You can program comcast's dvr for a 30 sec skip too:
http://www.whatheck.com/2008/02/comcast-30-second-skip-ahead-button.php
I forgot to mention that at one point when I was a kid we had a dual dial - uhf/vhf, or whatever it was - tv connected to a beta vcr with a long-corded "remote" control attached. And we were happy to get it. Or maybe this was when we'd moved on to cable on a box with, I think, a sliding tab for changing the channels (no remote).
67: We had a cable box and my dad ran a cable from wall to the cable box and back to the TV. He did this for grandma, so she didn't have to get up. For our house, dad used the 'MH, let's see what's on CBS' remote-control strategy.

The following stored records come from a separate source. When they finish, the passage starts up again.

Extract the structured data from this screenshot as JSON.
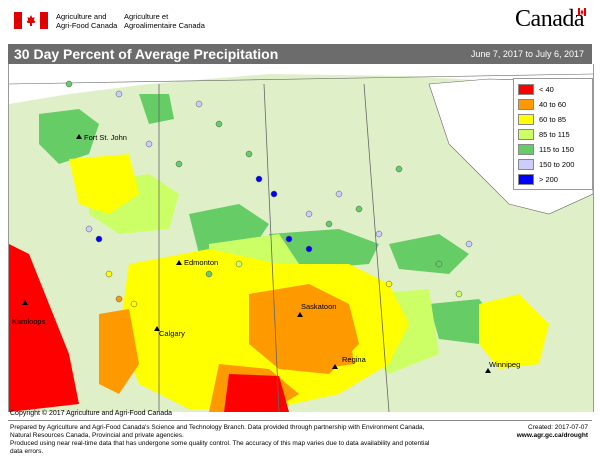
{
  "header": {
    "department_en_line1": "Agriculture and",
    "department_en_line2": "Agri-Food Canada",
    "department_fr_line1": "Agriculture et",
    "department_fr_line2": "Agroalimentaire Canada",
    "wordmark": "Canada"
  },
  "map": {
    "title": "30 Day Percent of Average Precipitation",
    "date_range": "June 7, 2017 to July 6, 2017",
    "cities": [
      {
        "name": "Fort St. John"
      },
      {
        "name": "Edmonton"
      },
      {
        "name": "Kamloops"
      },
      {
        "name": "Calgary"
      },
      {
        "name": "Saskatoon"
      },
      {
        "name": "Regina"
      },
      {
        "name": "Winnipeg"
      }
    ]
  },
  "legend": {
    "items": [
      {
        "label": "< 40",
        "color": "#ff0000"
      },
      {
        "label": "40 to 60",
        "color": "#ff9900"
      },
      {
        "label": "60 to 85",
        "color": "#ffff00"
      },
      {
        "label": "85 to 115",
        "color": "#ccff66"
      },
      {
        "label": "115 to 150",
        "color": "#66cc66"
      },
      {
        "label": "150 to 200",
        "color": "#ccccff"
      },
      {
        "label": "> 200",
        "color": "#0000ff"
      }
    ]
  },
  "footer": {
    "copyright": "Copyright © 2017 Agriculture and Agri-Food Canada",
    "line1": "Prepared by Agriculture and Agri-Food Canada's Science and Technology Branch. Data provided through partnership with Environment Canada,",
    "line2": "Natural Resources Canada, Provincial and private agencies.",
    "line3": "Produced using near real-time data that has undergone some quality control. The accuracy of this map varies due to data availability and potential data errors.",
    "created": "Created: 2017-07-07",
    "url": "www.agr.gc.ca/drought"
  }
}
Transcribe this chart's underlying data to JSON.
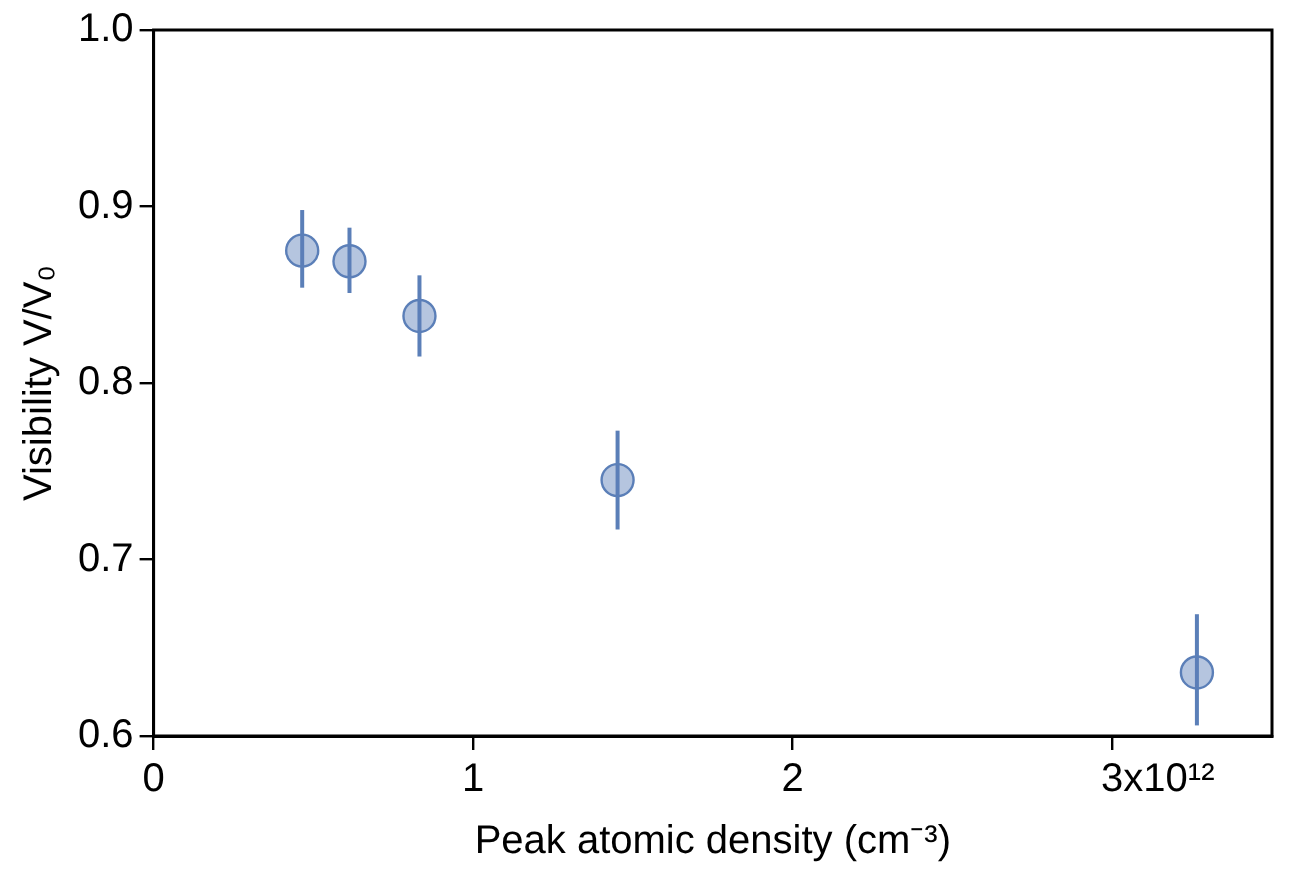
{
  "chart_data": {
    "type": "scatter",
    "xlabel": "Peak atomic density (cm⁻³)",
    "ylabel": "Visibility V/V₀",
    "x": [
      0.465,
      0.613,
      0.832,
      1.452,
      3.265
    ],
    "series": [
      {
        "color": "#5b7fb8",
        "values": [
          0.875,
          0.869,
          0.838,
          0.745,
          0.636
        ],
        "errors": [
          [
            0.854,
            0.898
          ],
          [
            0.851,
            0.888
          ],
          [
            0.815,
            0.861
          ],
          [
            0.717,
            0.773
          ],
          [
            0.606,
            0.669
          ]
        ]
      }
    ],
    "xlim": [
      0,
      3.5
    ],
    "xticks": [
      0,
      1,
      2,
      3
    ],
    "annotations": [
      "x10¹²"
    ],
    "ylim": [
      0.6,
      1.0
    ],
    "yticks": [
      0.6,
      0.7,
      0.8,
      0.9,
      {
        "value": 1,
        "label": "1.0"
      }
    ],
    "grid": false,
    "legend": false,
    "marker": "circle"
  }
}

TV and movies are a public bad.
I liked TVs better when they had the analog dials. I always lose the remote for literally years at a time, and you can turn the analog dials a lot faster than the buttons on the TV that advance one channel at a time.
69: Everybody stay off of Walt's lawn.
No, it's okay. All the grass on my lawn died when I couldn't figure out how to work the hose.
So what if studies lose money, go out of business, and stop making movies?
We already have WAY TOO MUCH entertainment availible. Same thing with the book publisher problem that was on pbs last night. I go into a book store and there are far more books that i ever could read before i die, even limiting things the the couple of genres i mostly read.
I get that people like art, like thinking of themselves as 'pro-art' or creative or whatever, but we have way too much of this shit around. It shouldn't be supported, either directly or indirectly through enforcement of IP or non-regulation of DRM. It should be sin-taxed heavily.
About the only exceptions seem like books on current events/politics (even though most of that really ends up being idiot stuff like PALIN or Moustache Freidman) or movies made with new special effects. But why the shit should so many people be making new romcoms or police procedurals or whatever, instead of doing something productive.